You're right that at carrying capacity, the limiting factor is food and space.

But most of our fisheries are far below that now. Fish can only breed as fast as there are breeding fish available, but we're eating them faster than they are being born.

You can view a fishery basically as a giant fish-making factory. If you eat away half your fishery's biomass, then to a very rough first approximation, your factory will only produce half as many fish.


"your factory will only produce half as many fish."

But then why is fish still so cheap and plenty of it avaiable, which was the main point?

(but again, I don't know that, I am just refering to the argument)


One reason is that many governments are essentially paying people to take fish out of the ocean [1], to the tune of tens of billions a year. Japan, China, and Taiwan are some of the main players. They do it to keep fishermen employed.

Related to this: because technological change has made it really cheap and easy to catch fish [2], and up to now, that has more than offset the decreased productivity from damaging our fisheries.

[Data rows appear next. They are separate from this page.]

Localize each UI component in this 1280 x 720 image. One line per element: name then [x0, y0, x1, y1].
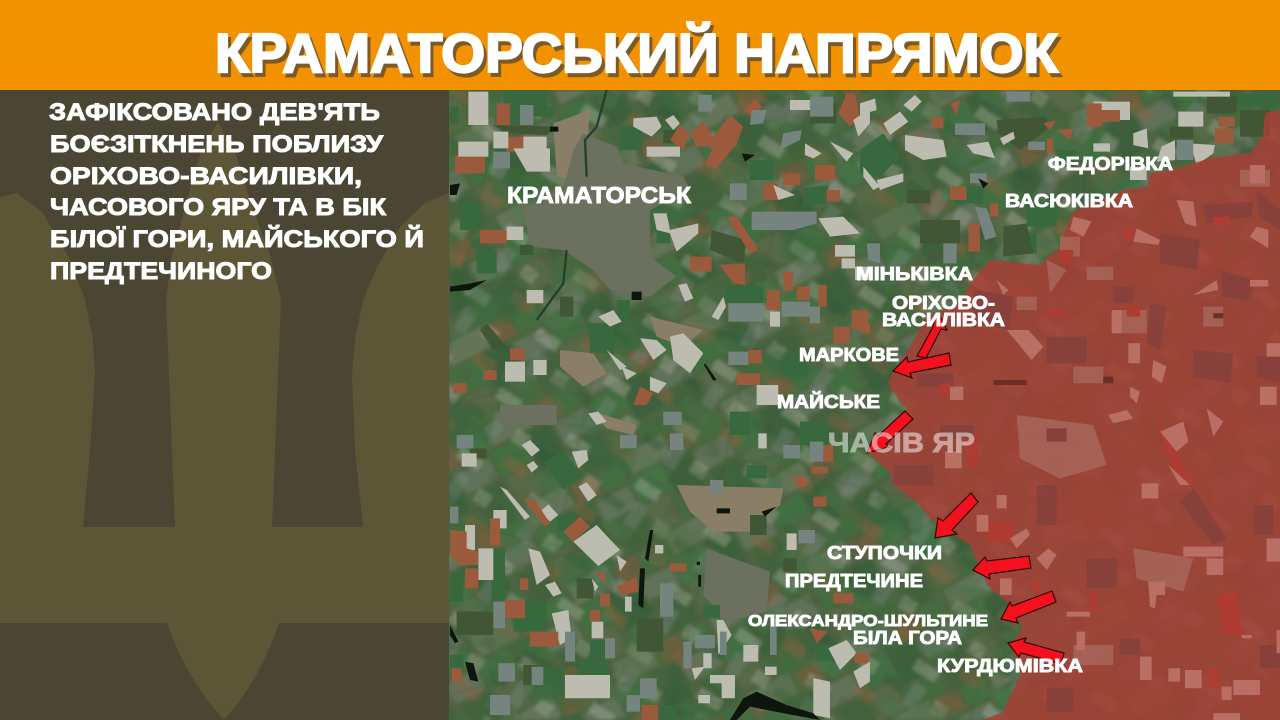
summary text block: ЗАФІКСОВАНО ДЕВ'ЯТЬ — [49, 99, 380, 126]
occupied territory fields: south — [893, 408, 1280, 720]
map texture: farmland tiles — [449, 90, 1280, 720]
label: Orikhovo-Vasylivka: ОРІХОВО- — [892, 293, 995, 313]
satellite map — [449, 90, 1280, 720]
arrow: Stupochky — [935, 493, 978, 538]
summary text block: БОЄЗІТКНЕНЬ ПОБЛИЗУ — [50, 131, 384, 158]
label: Chasiv Yar: ЧАСІВ ЯР — [828, 427, 975, 458]
summary text block: ЧАСОВОГО ЯРУ ТА В БІК — [50, 194, 386, 221]
label: Oleksandro-Shultyne: ОЛЕКСАНДРО-ШУЛЬТИНЕ — [748, 613, 988, 630]
map fields: north-east — [860, 92, 1277, 333]
label: Maiske: МАЙСЬКЕ — [777, 391, 880, 412]
arrow: Markove — [893, 353, 951, 378]
header banner — [0, 0, 1280, 90]
arrow: Chasiv Yar — [867, 411, 913, 453]
label: Stupochky: СТУПОЧКИ — [827, 542, 942, 563]
summary text block: ПРЕДТЕЧИНОГО — [50, 258, 272, 285]
summary text block: ОРІХОВО-ВАСИЛІВКИ, — [50, 163, 362, 190]
summary text block — [49, 99, 424, 285]
label: Fedorivka: ФЕДОРІВКА — [1048, 154, 1173, 174]
label: Kramatorsk: КРАМАТОРСЬК — [507, 182, 692, 208]
summary text block: БІЛОЇ ГОРИ, МАЙСЬКОГО Й — [50, 225, 424, 253]
label: Bila Hora: БІЛА ГОРА — [853, 627, 962, 648]
label: Orikhovo-Vasylivka: ВАСИЛІВКА — [882, 310, 1005, 330]
map fields: north-west — [450, 90, 870, 405]
arrow: Bila Hora — [1008, 638, 1064, 664]
map fields: south-west — [450, 405, 870, 720]
label: Kurdiumivka: КУРДЮМІВКА — [937, 655, 1083, 676]
title shadow: КРАМАТОРСЬКИЙ НАПРЯМОК — [218, 25, 1061, 88]
label: Minkivka: МІНЬКІВКА — [856, 264, 973, 284]
label: Markove: МАРКОВЕ — [799, 344, 899, 365]
label: Predtechyne: ПРЕДТЕЧИНЕ — [785, 570, 923, 591]
label: Orikhovo-Vasylivka — [882, 293, 1005, 330]
arrow: Orikhovo-Vasylivka — [917, 316, 947, 358]
occupied territory overlay — [867, 110, 1280, 720]
arrow: Oleksandro-Shultyne — [1001, 591, 1056, 623]
icon: trident emblem — [0, 122, 449, 720]
panel: left text background with trident — [0, 90, 449, 720]
label: Vasiukivka: ВАСЮКІВКА — [1005, 191, 1133, 211]
occupied territory fields: north — [917, 165, 1280, 405]
title: КРАМАТОРСЬКИЙ НАПРЯМОК — [215, 21, 1058, 84]
arrow: Predtechyne — [973, 556, 1031, 579]
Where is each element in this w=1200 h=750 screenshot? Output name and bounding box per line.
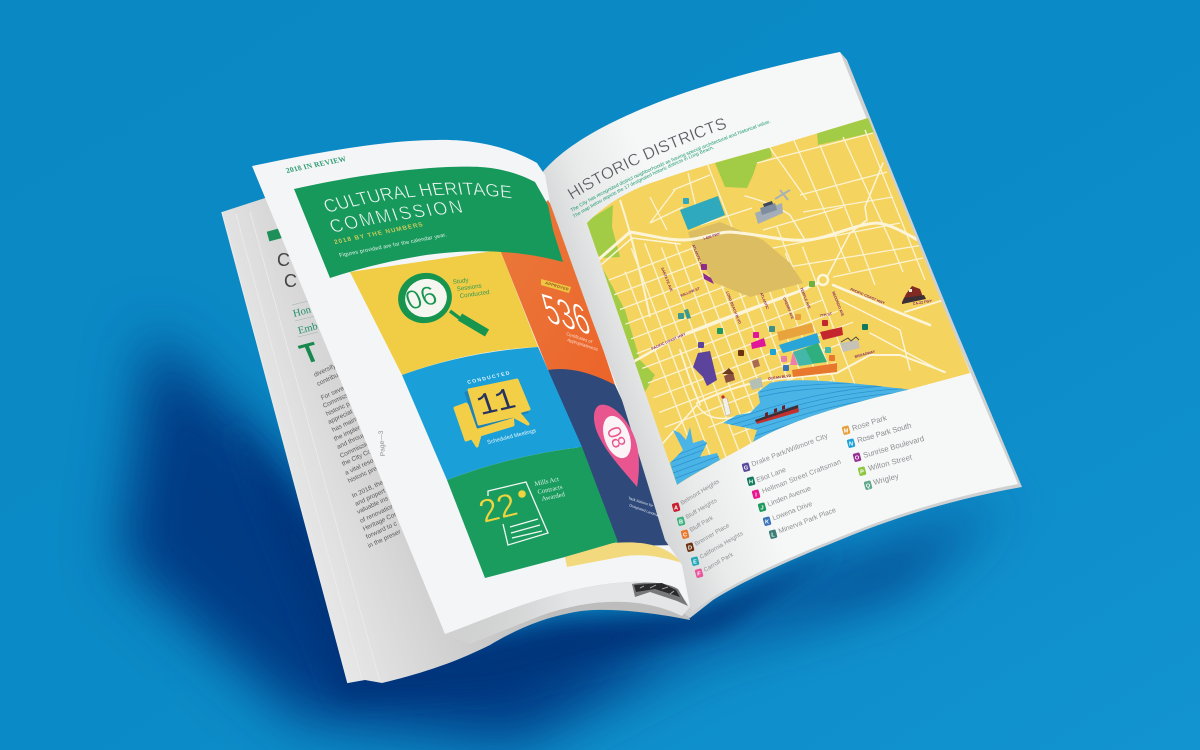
street grid [608,242,856,471]
legend column one: Belmont Heights [680,479,721,507]
road labels: OCEAN BLVD [768,374,792,381]
subtitle: 2018 BY THE NUMBERS [333,221,424,246]
road labels: BROADWAY [854,350,876,359]
legend column three [842,413,925,490]
label: mills act [534,476,566,503]
panel: blue meetings [402,347,582,480]
road labels: I-405 FWY [703,232,721,241]
road labels: CA-22 FWY [913,299,933,306]
legend column three: Wilton Street [867,452,914,473]
right page [542,52,1022,618]
map markers [678,198,868,371]
book drop shadow [120,330,1010,745]
legend column two: K [765,520,769,526]
note: Figures provided are for the calendar year. [338,232,448,259]
map base [587,118,970,485]
legend column one [672,479,744,578]
panel: green contracts [447,447,618,578]
back page body copy: appreciat [327,408,354,426]
legend column three: O [855,456,860,462]
legend column two: Lowena Drive [772,501,814,522]
back page tag [267,228,284,241]
page stack under left page [445,582,690,644]
airport terminal [755,201,783,224]
legend column three: N [849,442,853,448]
map [587,118,970,485]
label: task actions: Designated Landmarks [629,503,663,519]
road labels: ATLANTIC [759,292,770,310]
label: mills act: Mills Act [534,476,560,488]
map strip [565,542,680,567]
legend column two: Eliot Lane [756,467,787,484]
back page body copy: historic p [325,400,351,418]
legend column one: B [679,520,683,526]
photo sliver at bottom of gutter [632,583,688,606]
back page subheading [292,300,319,337]
legend column three: Wrigley [872,471,900,487]
parks [580,118,975,400]
icon: contract document 22: 22 [474,487,522,531]
legend column two: J [760,506,764,512]
running head: 2018 IN REVIEW [284,154,348,175]
label: task actions [628,496,663,519]
panel: green title banner [294,167,563,278]
heading: historic districts: HISTORIC DISTRICTS [568,118,726,199]
left page infographic [294,167,700,590]
brochure mockup scene [80,52,1022,750]
back page subheading: Emb [297,321,319,337]
road labels: ATLANTIC AVE [691,244,705,270]
legend column two: Minerva Park Place [778,507,837,535]
title: CULTURAL HERITAGE [324,182,512,212]
icon: airplane [775,190,790,200]
back page body copy: For seve [320,385,346,402]
conducted label: CONDUCTED [467,370,511,386]
panel: orange approved [500,200,616,387]
legend [672,413,925,578]
left page [252,140,690,644]
icon: contract document 22 [474,482,548,545]
back page body copy: has maint [331,416,359,434]
road labels: CHERRY AVE [782,297,795,320]
approved tag: APPROVED [545,281,569,292]
icon: speech bubbles 11: 11 [473,383,521,424]
road labels: LONG BEACH BLVD [725,291,742,325]
district blocks [680,196,843,386]
back page body copy: In 2018, the [351,479,385,500]
water [665,380,915,485]
back pages [222,180,690,683]
label: mills act: Awarded [541,491,566,503]
page number: Page—3 [378,430,387,456]
road labels: REDONDO AVE [831,291,845,317]
legend column one: A [674,506,678,512]
icon: speech bubbles 11 [455,380,529,446]
back page body copy: Commission [339,438,374,460]
back page heading: C [277,250,290,270]
back page body copy: diversify [313,362,338,379]
back page heading [277,250,297,291]
legend column one: Carroll Park [703,552,735,574]
label: scheduled meetings: Scheduled Meetings [486,428,537,446]
airport land [688,222,803,297]
label: study sessions: Conducted [459,289,490,300]
label: task actions: Task Actions for [628,496,654,508]
number 536: 536 [536,283,596,345]
upper streets [620,130,925,317]
icon: magnifier 06 [392,267,487,333]
legend column two: L [771,532,775,538]
back page body copy: forward to c [365,520,399,541]
legend column one: Bluff Park [689,515,715,534]
road labels: 7TH ST [819,312,833,318]
label: certificates: Certificates of [566,331,594,344]
label: certificates: Appropriateness [567,337,599,352]
legend column one: C [683,532,687,538]
legend column one: F [697,572,701,578]
legend column three: Rose Park [851,413,888,433]
landmark buildings [722,337,860,390]
legend column three: P [860,470,864,476]
label: mills act: Contracts [537,484,564,496]
icon: lighthouse [721,395,731,416]
legend column two: Linden Avenue [767,485,812,508]
back page body copy: in the preser [367,528,403,550]
icon: ranch house [902,286,926,304]
back page body copy: valuable ins [356,495,389,516]
back page body copy: contribu [316,372,340,388]
legend column one: E [693,560,697,566]
title [324,182,512,232]
back page body copy: the City Co [341,448,373,468]
legend column three: M [844,428,849,434]
legend column two: H [749,480,753,486]
freeways and arterials [598,163,950,443]
legend column two [742,433,842,539]
back page body copy: Heritage Con [362,510,399,533]
intro text: The map below depicts the 17 designated historic districts in Long Beach. [572,146,714,218]
back page body copy: the implem [333,423,364,443]
legend column three: Sunrise Boulevard [862,434,925,460]
legend column three: Q [866,484,871,490]
approved tag [541,279,571,293]
panel: yellow study sessions [350,250,538,375]
road labels: SANTA FE AVE [660,267,674,293]
title: COMMISSION [330,200,462,232]
road labels: WILLOW ST [680,286,701,298]
legend column two: Hellman Street Craftsman [761,459,842,495]
road labels: PACIFIC COAST HWY [651,332,687,351]
roundabout [818,275,828,285]
back page body copy: a vital reso [344,457,375,477]
back page heading: C [284,271,297,291]
legend column two: I [755,492,757,498]
icon: map pin 08: 08 [602,424,629,451]
road labels: TEMPLE AVE [799,287,811,310]
back page body copy: historic pre [347,465,379,485]
label: study sessions: Sessions [456,283,482,293]
back page body copy: of renovation [359,503,396,525]
back page body copy: and throug [336,431,367,451]
icon: map pin 08 [594,405,639,487]
intro text: The City has recognized district neighborhoods as having special architectural and historical value. [570,120,770,212]
back page subheading: Hon [292,304,313,320]
legend column two: G [744,466,748,472]
back page body copy: Commiss [322,392,349,410]
icon: ship [755,405,799,424]
legend column two: Drake Park/Willmore City [751,433,829,468]
back page body copy: and propert [354,488,387,508]
road labels: PACIFIC COAST HWY [850,287,886,306]
legend column one: D [688,546,692,552]
legend column one: Brenner Place [694,523,731,548]
label: certificates [566,331,599,352]
back page body copy [313,362,403,550]
label: study sessions: Study [452,277,470,286]
icon: magnifier 06: 06 [401,279,441,316]
label: study sessions [452,277,490,300]
back page text [267,228,403,550]
legend column three: Rose Park South [856,421,912,445]
legend column one: Bluff Heights [685,498,718,521]
legend column one: California Heights [699,531,744,561]
road labels [651,232,933,381]
panel: navy task actions [548,369,680,546]
drop cap: T [295,336,324,370]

[1] https://en.wikipedia.org/wiki/Fisheries_subsidy [2] http://archimer.ifremer.fr/doc/00222/33368/35784.pdf


They don't go back to "the old levels" because once the numbers recover even a small amount it becomes profitable to knock them right back down. You reach an equilibrium at a much smaller amount of fish in the wild than you could have had with proper management. Fish prices are higher, but fisherman catch fewer per day, so nobody wins.